Дети Ананси - Гейман Нил. Страница 25
– Он приезжает? – удивилась миссис Хигглер.
– Ты что, меня не слушала, девочка? – Только миссис Дунвидди могла называть миссис Хигглер девочкой и не выглядеть при этом глупо. – А теперь помоги поставить индейку в холодильник.
Не покривив душой, можно сказать, что тот вечер был самым лучшим в жизни Рози: восхитительным, волшебным, просто великолепным. Она не смогла бы перестать улыбаться, даже если бы захотела. Обед в ресторане был чудесным, а после Толстый Чарли повел ее танцевать. Это был настоящий танцзал с небольшим оркестром, и по паркету здесь скользили пары в одежде пастельных цветов. Ей казалось, они с женихом перенеслись во времени, очутились в иной, неспешной и прекрасной эпохе. С пяти лет Рози наслаждалась каждым уроком танцев, вот только танцевать ей было не с кем.

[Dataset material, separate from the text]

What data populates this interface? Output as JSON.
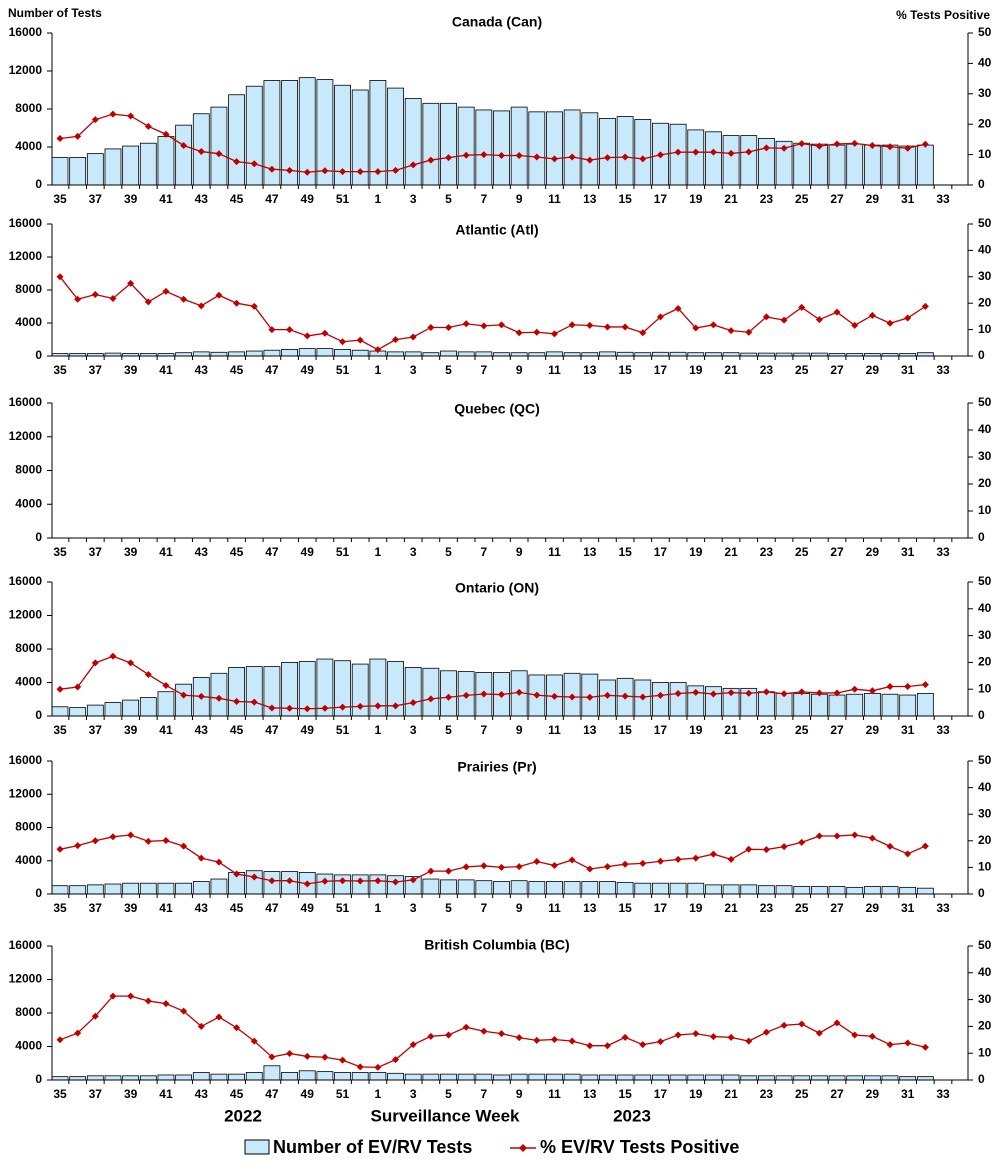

– Я и не знала, что ты умеешь танцевать, – сказала она Толстому Чарли.
– Ты многого обо мне не знаешь, – ответил он.
И от этого она почувствовала себя счастливой. Скоро они поженятся. Она чего-то про него не знает? Прекрасно. У нее целая жизнь впереди, чтобы выяснить все. И будет это только хорошее.
Она замечала, как встречные женщины (и другие мужчины) смотрят на Толстого Чарли, и была счастлива, что это она идет с ним под руку.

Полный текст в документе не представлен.